17 dicembre.

Sono salito sul ponte all'alba. Si costeggia la terra. Il verde s'è innalzato come una cortina che si prolunga all'infinito. Sono i cocchi, gli alberi che regnano le coste di tutto il Malabar, di Ceylon, della Papuasia: compatti, monotoni, abbarbicati fin sulla sabbia, tanto che l'alta marea inghirlanda i loro tronchi d'alghe e di attinie. Sono i cocchi, la nota visiva dominante di queste contrade, le palme selvaggie che dànno al tropico quel suo profilo nostalgico. E non so come un mio compagno di viaggio li possa chiamare datteri, confonderli col dattero africano dal tronco a colonna, fatto di scaglia e di stoppa, dalle foglie di latta rigida, arido compagno del deserto e della piramide. Il cocco è l'amico della pagoda, il figlio dell'ombra umida e calda. I tronchi si profilano bianchi sulla compagine verde, obliqui, sottili come steli di gramigne favolose, lancianti a venti, a trenta metri nel cielo il razzo verde delle foglie espanse, gigantesche, ondeggianti con una grazia infinita sul tronco troppo gracile. Appoggiato al parapetto del ponte, col mento chiuso tra le mani guardo da un'ora quell'unico scenario di creature vegetali. La loro bellezza m'incanta....

17 dicembre, pomeriggio.

E non immaginavo una città cristianissima sepolta sotto l'ombra selvaggia.

Il Pedrillo ha risalito l'estuario della Mandavj, ci ha deposti sull'imbarcadero malfermo della Vielha Citade, ed è ripartito in tutta fretta verso la Nova Citade, prima che la bassa marea lo paralizzi su queste rive.

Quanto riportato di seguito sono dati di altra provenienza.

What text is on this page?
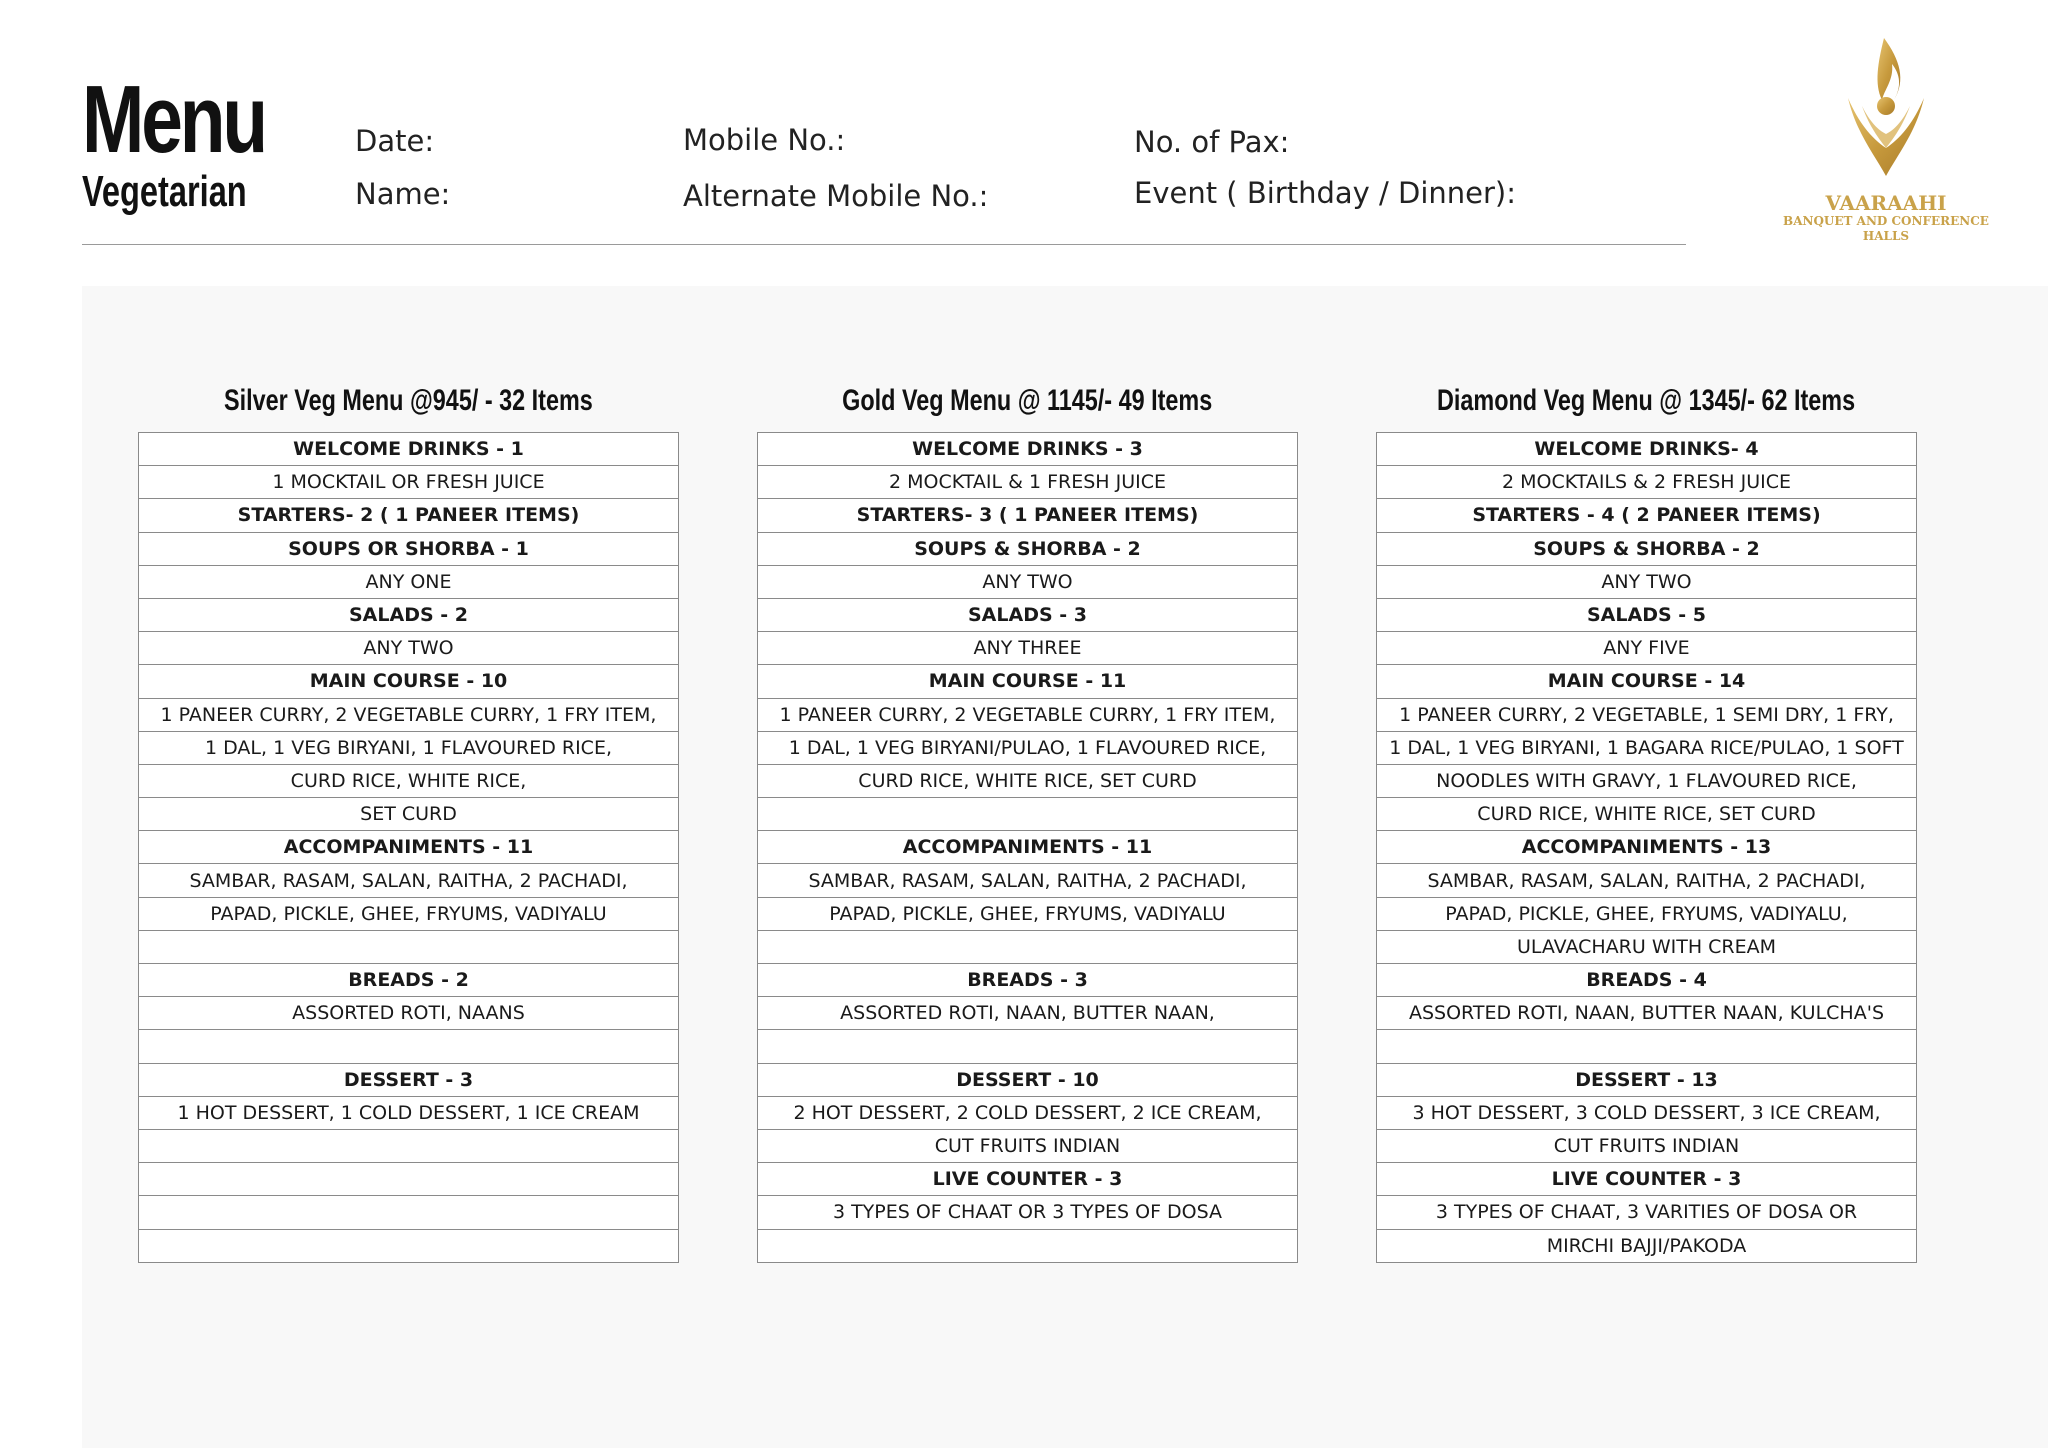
Menu
Vegetarian
Date:
Name:
Mobile No.:
Alternate Mobile No.:
No. of Pax:
Event ( Birthday / Dinner):	VAARAAHI
BANQUET AND CONFERENCE
HALLS
Silver Veg Menu @945/ - 32 Items
WELCOME DRINKS - 1
1 MOCKTAIL OR FRESH JUICE
STARTERS- 2 ( 1 PANEER ITEMS)
SOUPS OR SHORBA - 1
ANY ONE
SALADS - 2
ANY TWO
MAIN COURSE - 10
1 PANEER CURRY, 2 VEGETABLE CURRY, 1 FRY ITEM,
1 DAL, 1 VEG BIRYANI, 1 FLAVOURED RICE,
CURD RICE, WHITE RICE,
SET CURD
ACCOMPANIMENTS - 11
SAMBAR, RASAM, SALAN, RAITHA, 2 PACHADI,
PAPAD, PICKLE, GHEE, FRYUMS, VADIYALU

BREADS - 2
ASSORTED ROTI, NAANS

DESSERT - 3
1 HOT DESSERT, 1 COLD DESSERT, 1 ICE CREAM

Gold Veg Menu @ 1145/- 49 Items
WELCOME DRINKS - 3
2 MOCKTAIL & 1 FRESH JUICE
STARTERS- 3 ( 1 PANEER ITEMS)
SOUPS & SHORBA - 2
ANY TWO
SALADS - 3
ANY THREE
MAIN COURSE - 11
1 PANEER CURRY, 2 VEGETABLE CURRY, 1 FRY ITEM,
1 DAL, 1 VEG BIRYANI/PULAO, 1 FLAVOURED RICE,
CURD RICE, WHITE RICE, SET CURD

ACCOMPANIMENTS - 11
SAMBAR, RASAM, SALAN, RAITHA, 2 PACHADI,
PAPAD, PICKLE, GHEE, FRYUMS, VADIYALU

BREADS - 3
ASSORTED ROTI, NAAN, BUTTER NAAN,

DESSERT - 10
2 HOT DESSERT, 2 COLD DESSERT, 2 ICE CREAM,
CUT FRUITS INDIAN
LIVE COUNTER - 3
3 TYPES OF CHAAT OR 3 TYPES OF DOSA

Diamond Veg Menu @ 1345/- 62 Items
WELCOME DRINKS- 4
2 MOCKTAILS & 2 FRESH JUICE
STARTERS - 4 ( 2 PANEER ITEMS)
SOUPS & SHORBA - 2
ANY TWO
SALADS - 5
ANY FIVE
MAIN COURSE - 14
1 PANEER CURRY, 2 VEGETABLE, 1 SEMI DRY, 1 FRY,
1 DAL, 1 VEG BIRYANI, 1 BAGARA RICE/PULAO, 1 SOFT
NOODLES WITH GRAVY, 1 FLAVOURED RICE,
CURD RICE, WHITE RICE, SET CURD
ACCOMPANIMENTS - 13
SAMBAR, RASAM, SALAN, RAITHA, 2 PACHADI,
PAPAD, PICKLE, GHEE, FRYUMS, VADIYALU,
ULAVACHARU WITH CREAM
BREADS - 4
ASSORTED ROTI, NAAN, BUTTER NAAN, KULCHA'S

DESSERT - 13
3 HOT DESSERT, 3 COLD DESSERT, 3 ICE CREAM,
CUT FRUITS INDIAN
LIVE COUNTER - 3
3 TYPES OF CHAAT, 3 VARITIES OF DOSA OR
MIRCHI BAJJI/PAKODA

Da due ore m'aggiro per la più strana, la più triste delle città morte. L'Oriente è pieno di città che furono. Ma risalgono a millenni, nella notte delle origini buddiche e bramine, ce le fa indifferenti l'abisso del tempo, della razza, della fede. La nostra malinconia ritrova invece a Goa lo spettro di cose nostre: conventi, palazzi, chiese del Cinquecento e del Seicento: una vasta città che ricorda a volte una via di Roma barocca o una piazza dell'Umbria: una città che fu suntuosa e ricca, sorta per imposizione della croce e della spada, città che conteneva trecentomila abitanti ed ora ne conta trecento: tutti monaci o guardiani dei palazzi e delle chiese crollanti, testimoni indolenti che non ristorano una pietra, rassegnati all'opera implacabile del clima e della foresta. Per le cose come per gli uomini il tropico è deleterio; e sotto questo cielo di fiamma e d'uragano i secoli contano per millenni. La città è vastissima, ma sono pochi gli edifici completi. Avanzo a caso, senza una mèta, senza una commendatizia, scortato da un monello vivace che m'interroga sulla mia scelta: — Palazzo dell'Inquisizione? Chiesa di San Francesco Saverio? Cattedrale di Nostra Signora degli Elefanti? — E comincia a considerare il mio vagabondaggio trasognato con qualche inquietudine. Un edificio m'attira, un palazzo del Seicento, imponente, dalle grate panciute, dai balconi a volute aggraziate, recanti al centro, in corsivo, un monogramma o uno stemma padronale; e lo stemma è riprodotto in pietra sul vasto androne d'ingresso. Il cortile è circondato da un doppio loggiato barocco, a colonne spirali; ma il loggiato è crollato per una buona metà e s'apre sopra la campagna selvaggia. Seguo il portico a caso, entro nella vasta dimora. Ohimè! Vedo il soffitto; e, attraverso il soffitto, larghe chiazze azzurre: il cielo del tropico. Dei tre ripiani, delle fughe interminabili di sale e di corridoi, non resta più traccia, tutto è crollato, e il palazzo non è che una scatola, una topaja deserta, che serve di magazzino per le noci di cocco. In terra, fino a vari metri d'altezza, sono accumulati i grossi frutti chiomati che fanno pensare a piramidi di teste tronche. Esco all'aperto, mi siedo sotto il portico sopra un capitello infranto, mi disseto ad un cocco che il guardiano rompe e mi porge.

— Di chi è il palazzo?

— Dell'Abbazia.

— Ma chi l'abitava, chi l'ha fatto costrurre?

Il guardiano non comprende, mi guarda perplesso. Accenno allo stemma che traspare anche qui, sul selciato consunto. L'uomo non sa, fa un gesto d'indifferenza.